Moreover, we compared haplotype frequencies of both APRIL and BAFFR between patients with IgAV and healthy controls as well as between patients with IgAV stratified according to the specific clinical characteristics of the disease mentioned above.

The haplotype analysis of APRIL and BAFFR did not yield additional information since haplotypes frequencies of both genes were similar in patients with IgAV when compared to healthy controls (Table 4). In addition, no statistically significant differences in APRIL and BAFFR haplotype frequencies were disclosed when patients with IgAV were stratified according to the age at disease onset or to the presence/absence of GI or renal manifestations (Supplementary Table S1, Supplementary Table S2 and Supplementary Table S3 online).

Table 4 Haplotype analysis of APRIL and BAFFR between patients with IgAV and healthy controls.

Discussion

Inflammatory diseases are pathologies that share common pathogenic molecular mechanisms24,25. With this respect, cumulative knowledge clearly suggest that BAFF, APRIL and BAFF-R are key molecules involved in the development of B-lymphocytes1,2,3,4,5, that also play a relevant role in the pathogenic processes underlying immune-mediated disorders6,7,8.

Taking into account these considerations, we aimed to determine whether BAFF, APRIL and BAFFR represent novel genetic risk factors for the pathogenesis of IgAV, a predominantly B-lymphocyte inflammatory leukocytoclastic vasculitis. For that purpose, we analysed a BAFF genetic variant (rs374039502), which colocalizes with the BAFF GCTGT>A insertion/deletion variant previously described as a common locus for the susceptibility to several autoimmune diseases9,12, in the largest series of Caucasian patients diagnosed with IgAV ever assessed for genetic studies. Interestingly, this functional BAFF variant is an insertion-deletion in which five nucleotides are replaced by one (GCTGT>A), being this A the risk allele that creates a shorter 3´ UTR transcript, lacking a microRNA binding site, leading to higher levels of soluble BAFF, which in turn up-regulates humoral immunity9. Additionally, we also assessed two tag variants within APRIL and BAFFR, which cover most of the variability of both genes, in our cohort of patients with IgAV. Our results showed no influence of BAFF, APRIL and BAFFR on the susceptibility to IgAV. Since an association between different genetic variants and an increased risk of nephritis or GI disease was disclosed in IgAV26,27,28,29, we also evaluated whether BAFF, APRIL and BAFFR may be related to the increased risk of nephritis or GI complications in our patients with IgAV. However, data derived from our study do not support a role of BAFF, APRIL and BAFFR polymorphisms (assessed independently or combined conforming haplotypes) in the phenotype expression of IgAV, indicating that these genes do not represent risk factors for the severity of the disease.
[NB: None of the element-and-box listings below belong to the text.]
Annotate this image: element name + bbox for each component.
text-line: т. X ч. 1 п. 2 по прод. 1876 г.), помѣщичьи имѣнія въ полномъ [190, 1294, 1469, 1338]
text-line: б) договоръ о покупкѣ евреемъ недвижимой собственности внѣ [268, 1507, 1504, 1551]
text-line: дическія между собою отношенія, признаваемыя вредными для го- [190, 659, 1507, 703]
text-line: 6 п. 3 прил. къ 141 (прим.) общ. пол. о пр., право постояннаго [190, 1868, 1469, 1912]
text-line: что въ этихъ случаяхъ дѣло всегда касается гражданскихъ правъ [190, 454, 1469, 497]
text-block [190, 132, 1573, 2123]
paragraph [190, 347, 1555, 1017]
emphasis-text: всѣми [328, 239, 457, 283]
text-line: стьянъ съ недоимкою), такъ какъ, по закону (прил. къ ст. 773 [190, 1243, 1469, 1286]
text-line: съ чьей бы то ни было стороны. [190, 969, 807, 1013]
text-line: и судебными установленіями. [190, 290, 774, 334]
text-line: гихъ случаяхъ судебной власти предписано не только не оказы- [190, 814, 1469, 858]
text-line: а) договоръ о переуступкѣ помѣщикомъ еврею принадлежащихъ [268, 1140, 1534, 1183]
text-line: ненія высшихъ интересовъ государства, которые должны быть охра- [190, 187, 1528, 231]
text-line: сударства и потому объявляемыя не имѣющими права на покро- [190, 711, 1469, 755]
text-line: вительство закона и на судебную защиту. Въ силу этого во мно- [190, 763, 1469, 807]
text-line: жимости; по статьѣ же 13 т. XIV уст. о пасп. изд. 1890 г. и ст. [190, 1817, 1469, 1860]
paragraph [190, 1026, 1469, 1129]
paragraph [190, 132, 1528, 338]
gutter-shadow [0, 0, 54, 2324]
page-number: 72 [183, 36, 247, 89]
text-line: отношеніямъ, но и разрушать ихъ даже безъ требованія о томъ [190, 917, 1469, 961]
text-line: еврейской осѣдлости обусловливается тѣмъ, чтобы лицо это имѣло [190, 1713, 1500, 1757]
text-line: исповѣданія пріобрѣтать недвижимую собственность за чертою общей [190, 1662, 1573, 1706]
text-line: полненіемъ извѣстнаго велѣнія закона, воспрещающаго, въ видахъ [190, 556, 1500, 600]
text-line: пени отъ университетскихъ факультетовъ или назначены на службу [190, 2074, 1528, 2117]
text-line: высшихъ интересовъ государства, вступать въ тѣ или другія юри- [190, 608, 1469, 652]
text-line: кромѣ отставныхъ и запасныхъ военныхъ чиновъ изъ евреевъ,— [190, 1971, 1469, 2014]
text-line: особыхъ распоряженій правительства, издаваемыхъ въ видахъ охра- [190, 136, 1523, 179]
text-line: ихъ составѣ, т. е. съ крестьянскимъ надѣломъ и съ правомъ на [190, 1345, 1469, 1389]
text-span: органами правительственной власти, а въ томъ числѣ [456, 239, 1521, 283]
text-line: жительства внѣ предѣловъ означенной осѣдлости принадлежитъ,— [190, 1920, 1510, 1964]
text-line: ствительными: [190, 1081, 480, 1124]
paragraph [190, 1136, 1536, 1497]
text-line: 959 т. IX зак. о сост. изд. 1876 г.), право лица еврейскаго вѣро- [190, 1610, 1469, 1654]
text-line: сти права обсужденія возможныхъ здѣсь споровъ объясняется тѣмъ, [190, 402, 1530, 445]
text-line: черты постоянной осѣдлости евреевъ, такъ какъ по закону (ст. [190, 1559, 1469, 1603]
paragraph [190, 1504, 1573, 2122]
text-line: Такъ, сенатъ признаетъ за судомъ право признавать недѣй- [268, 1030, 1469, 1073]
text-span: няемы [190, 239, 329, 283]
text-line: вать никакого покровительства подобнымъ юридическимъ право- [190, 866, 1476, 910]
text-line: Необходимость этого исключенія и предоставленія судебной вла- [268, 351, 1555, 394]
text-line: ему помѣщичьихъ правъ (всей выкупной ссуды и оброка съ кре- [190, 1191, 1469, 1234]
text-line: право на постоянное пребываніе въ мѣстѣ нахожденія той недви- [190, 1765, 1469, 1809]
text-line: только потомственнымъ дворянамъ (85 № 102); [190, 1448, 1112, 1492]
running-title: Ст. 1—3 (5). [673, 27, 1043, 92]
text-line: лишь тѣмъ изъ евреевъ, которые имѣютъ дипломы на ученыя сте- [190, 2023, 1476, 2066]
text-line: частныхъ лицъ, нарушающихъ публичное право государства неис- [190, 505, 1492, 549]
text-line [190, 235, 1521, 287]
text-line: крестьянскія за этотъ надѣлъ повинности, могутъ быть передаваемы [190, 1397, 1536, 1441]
A previous genetic study evaluated the potential involvement of BAFF rs374039502 on the susceptibility to and clinical expression of giant cell arteritis (GCA), another primary systemic vasculitis that, unlike IgAV, involves large and middle-sized blood vessels30. Additionally, the role of this polymorphism on the pathogenesis of systemic sclerosis (SSc) was analysed in that study30. Nevertheless, and in keeping with our data, a lack of association of BAFF rs374039502 with the susceptibility and severity of GCA and SSc were reported by the authors30.

In summary, based on a large series of Caucasian patients, our results suggest that BAFF, APRIL and BAFFR genes do not contribute to the genetic network underlying IgAV.